# Zorak has a bum leg. :(



## meaganelise9 (Jan 30, 2012)

Mannn.. My Blepharopsis mendica has been an adult for over a month. He's always been ship-shape. I guess I haven't picked him up for a while, because today I found him this way:







Sad! I really don't know what happened. He hasn't had a cricket for a while (usually flies). He doesn't have any metal screen around, just wide plastic grid. What should I do?? Cut the bad part off?


----------



## CoolMantid (Jan 30, 2012)

Uh. I think you should cut the browned leg. Not the full leg but just the brown part.


----------



## happy1892 (Jan 30, 2012)

The leg on the bottom of the picture is bent. I do not know what the brown part is.


----------



## meaganelise9 (Jan 30, 2012)

the back left walking leg that's up in the air that's a different color.


----------



## ZenViouS (Jan 30, 2012)

Well, is the leg still operational? Can he still use it to walk on stuff? if so then I wouldn't worry about it unless the brown part of the leg spreads further up the leg. If not, then I would wait a few days to see if he chews it of himself or if it just falls off (still watching to see if the discoloration is spreading). If it spreads then cut if off as it could be some sort of bacterial infection (if mantises even get those..... anyway it can't be any good for him lol)


----------



## meaganelise9 (Jan 30, 2012)

No, he won't use it. Just tries to keep it out of the way. He's having trouble getting around with it.


----------



## happy1892 (Jan 30, 2012)

meaganelise9 said:


> the back left walking leg that's up in the air that's a different color.

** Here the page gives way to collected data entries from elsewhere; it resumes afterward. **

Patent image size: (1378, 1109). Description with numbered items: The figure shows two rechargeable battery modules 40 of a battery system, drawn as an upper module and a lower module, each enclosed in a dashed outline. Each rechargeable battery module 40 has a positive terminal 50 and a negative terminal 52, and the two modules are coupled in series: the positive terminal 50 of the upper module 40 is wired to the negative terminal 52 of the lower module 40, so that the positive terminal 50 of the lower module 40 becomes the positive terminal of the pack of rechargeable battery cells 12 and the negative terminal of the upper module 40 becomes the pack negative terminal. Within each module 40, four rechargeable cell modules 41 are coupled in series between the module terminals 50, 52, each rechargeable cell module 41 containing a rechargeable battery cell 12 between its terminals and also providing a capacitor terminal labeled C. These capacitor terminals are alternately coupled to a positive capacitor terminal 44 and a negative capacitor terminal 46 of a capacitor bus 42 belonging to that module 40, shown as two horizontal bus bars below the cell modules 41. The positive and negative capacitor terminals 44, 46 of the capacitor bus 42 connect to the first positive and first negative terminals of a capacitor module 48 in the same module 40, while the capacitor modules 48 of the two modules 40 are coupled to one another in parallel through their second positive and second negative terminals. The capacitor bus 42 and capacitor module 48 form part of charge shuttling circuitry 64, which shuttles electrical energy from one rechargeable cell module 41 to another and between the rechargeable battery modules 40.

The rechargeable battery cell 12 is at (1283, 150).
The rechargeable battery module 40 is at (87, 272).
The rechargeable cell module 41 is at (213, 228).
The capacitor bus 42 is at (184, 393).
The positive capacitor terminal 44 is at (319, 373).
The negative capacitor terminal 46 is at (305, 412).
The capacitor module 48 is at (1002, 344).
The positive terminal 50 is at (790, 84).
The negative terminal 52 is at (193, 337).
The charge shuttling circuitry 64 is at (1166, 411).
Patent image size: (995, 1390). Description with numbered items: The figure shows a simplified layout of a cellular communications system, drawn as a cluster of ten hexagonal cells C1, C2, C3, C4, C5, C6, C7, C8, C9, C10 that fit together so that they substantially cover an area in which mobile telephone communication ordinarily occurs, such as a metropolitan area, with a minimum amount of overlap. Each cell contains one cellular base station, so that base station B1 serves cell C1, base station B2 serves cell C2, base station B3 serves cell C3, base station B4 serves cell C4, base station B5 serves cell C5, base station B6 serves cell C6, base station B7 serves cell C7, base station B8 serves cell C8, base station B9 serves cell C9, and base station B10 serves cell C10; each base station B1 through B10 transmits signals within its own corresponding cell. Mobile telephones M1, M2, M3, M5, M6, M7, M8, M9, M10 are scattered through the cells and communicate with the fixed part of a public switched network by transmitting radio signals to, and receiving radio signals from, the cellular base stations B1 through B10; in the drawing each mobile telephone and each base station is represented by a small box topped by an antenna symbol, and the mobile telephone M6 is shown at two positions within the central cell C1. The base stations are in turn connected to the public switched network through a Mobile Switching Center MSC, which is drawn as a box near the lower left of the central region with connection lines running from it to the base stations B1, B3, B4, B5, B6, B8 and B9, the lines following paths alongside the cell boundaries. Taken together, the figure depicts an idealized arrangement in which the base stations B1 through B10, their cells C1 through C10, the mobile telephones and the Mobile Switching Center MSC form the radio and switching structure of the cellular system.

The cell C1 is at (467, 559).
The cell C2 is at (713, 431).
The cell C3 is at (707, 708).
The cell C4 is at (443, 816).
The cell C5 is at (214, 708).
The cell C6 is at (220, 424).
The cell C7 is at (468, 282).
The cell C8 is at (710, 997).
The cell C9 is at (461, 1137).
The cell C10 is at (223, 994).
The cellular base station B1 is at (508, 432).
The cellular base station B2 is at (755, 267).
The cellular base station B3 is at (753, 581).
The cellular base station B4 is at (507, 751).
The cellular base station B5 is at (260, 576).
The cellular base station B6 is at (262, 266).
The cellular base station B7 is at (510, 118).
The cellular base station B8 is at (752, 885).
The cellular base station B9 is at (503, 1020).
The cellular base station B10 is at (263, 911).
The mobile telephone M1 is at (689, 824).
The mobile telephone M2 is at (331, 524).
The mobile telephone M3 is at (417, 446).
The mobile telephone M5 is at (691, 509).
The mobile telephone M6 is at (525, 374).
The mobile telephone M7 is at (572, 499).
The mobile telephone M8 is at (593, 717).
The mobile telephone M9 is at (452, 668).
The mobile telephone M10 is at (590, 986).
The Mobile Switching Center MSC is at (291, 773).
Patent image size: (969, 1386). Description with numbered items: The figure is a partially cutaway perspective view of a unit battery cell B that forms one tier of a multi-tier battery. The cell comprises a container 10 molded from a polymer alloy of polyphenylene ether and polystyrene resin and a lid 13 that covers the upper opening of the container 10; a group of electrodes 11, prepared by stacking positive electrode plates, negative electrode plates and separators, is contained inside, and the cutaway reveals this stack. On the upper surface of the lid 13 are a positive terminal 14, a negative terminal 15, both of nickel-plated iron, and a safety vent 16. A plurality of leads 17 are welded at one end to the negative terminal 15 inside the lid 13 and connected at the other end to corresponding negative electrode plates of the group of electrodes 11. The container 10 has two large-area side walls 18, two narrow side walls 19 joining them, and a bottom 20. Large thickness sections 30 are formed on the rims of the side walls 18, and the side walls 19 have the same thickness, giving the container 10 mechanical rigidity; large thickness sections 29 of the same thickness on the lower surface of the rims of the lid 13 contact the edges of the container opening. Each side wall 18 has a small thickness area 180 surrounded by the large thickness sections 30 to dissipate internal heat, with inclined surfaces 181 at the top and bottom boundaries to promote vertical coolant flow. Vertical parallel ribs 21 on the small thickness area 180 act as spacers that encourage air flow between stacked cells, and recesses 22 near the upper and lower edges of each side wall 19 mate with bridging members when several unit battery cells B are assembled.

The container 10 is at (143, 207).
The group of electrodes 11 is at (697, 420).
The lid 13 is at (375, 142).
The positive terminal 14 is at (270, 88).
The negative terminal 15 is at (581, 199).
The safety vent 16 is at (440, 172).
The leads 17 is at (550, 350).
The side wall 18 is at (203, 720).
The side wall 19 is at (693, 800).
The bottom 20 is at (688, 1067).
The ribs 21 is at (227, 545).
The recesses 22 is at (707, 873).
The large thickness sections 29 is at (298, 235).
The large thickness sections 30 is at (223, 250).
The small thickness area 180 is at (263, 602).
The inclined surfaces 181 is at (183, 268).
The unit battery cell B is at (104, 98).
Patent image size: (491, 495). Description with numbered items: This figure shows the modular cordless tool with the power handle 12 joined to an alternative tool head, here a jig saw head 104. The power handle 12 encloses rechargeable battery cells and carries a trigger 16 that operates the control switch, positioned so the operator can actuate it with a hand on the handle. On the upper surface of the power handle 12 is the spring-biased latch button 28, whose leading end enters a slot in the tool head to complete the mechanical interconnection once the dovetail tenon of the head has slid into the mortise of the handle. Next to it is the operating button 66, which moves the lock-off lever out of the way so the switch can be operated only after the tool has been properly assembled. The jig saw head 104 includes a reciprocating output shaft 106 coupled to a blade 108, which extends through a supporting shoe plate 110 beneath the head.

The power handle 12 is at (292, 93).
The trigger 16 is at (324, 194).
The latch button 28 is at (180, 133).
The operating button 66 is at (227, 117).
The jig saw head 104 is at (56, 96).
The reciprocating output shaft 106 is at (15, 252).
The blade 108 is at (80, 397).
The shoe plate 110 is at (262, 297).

I meant I do not know why the leg is brown.


----------



## CoolMantid (Jan 30, 2012)

Are you talking about the closest left leg? Thats a darker color, which might mean its dead or infected. I do not know what you are talking about if that is not it?


----------



## Precarious (Jan 31, 2012)

He will chew it off in a couple days if it doesn't fall off. It looks dead. It's a shame. He looks otherwise perfect. Mine all got ruffled wings no matte what I gave them to molt from.


----------



## lunarstorm (Jan 31, 2012)

Sorry to hear of this.  I wouldn't amputate, they're pretty good about doing that when needed.

And on an unrelated note, I dig his colors. Are they more of a blue-green than your previous pics? Or maybe I'm confusing my mantids or just crazy... :stuart:


----------



## angelofdeathzz (Jan 31, 2012)

Like Henry said, he will chew it off or it will fall off when it's time, I wouldn't do any cutting you would risk infection or stressing him out.


----------



## meaganelise9 (Jan 31, 2012)

I ended up cutting it off at the joint because it looked like it was bothering him. He didn't like that.. I gave him some banana, and he calmed down and eventually got back to being upside down which he couldn't do before.

I noticed that too about his colors. He's been adult for a while, but sure seems to get more vivid. Handsome guy! Still one of my favorite species.


----------



## psyconiko (Jan 31, 2012)

I think you did well.I also cut limbs that look^infected.


----------



## ismart (Jan 31, 2012)

Nikkko said:


> I think you did well.I also cut limbs that look^infected.


+1!

If you notice the diease spreading? Chop off the infected part if possible?


----------



## meaganelise9 (Jan 31, 2012)

That's what I was afraid of. I hope I did the right thing. When my Idolo hurt his tarsi, I kept checking and checking, and he never chewed them off and it spread. Poor buddy. Special banana treats!


----------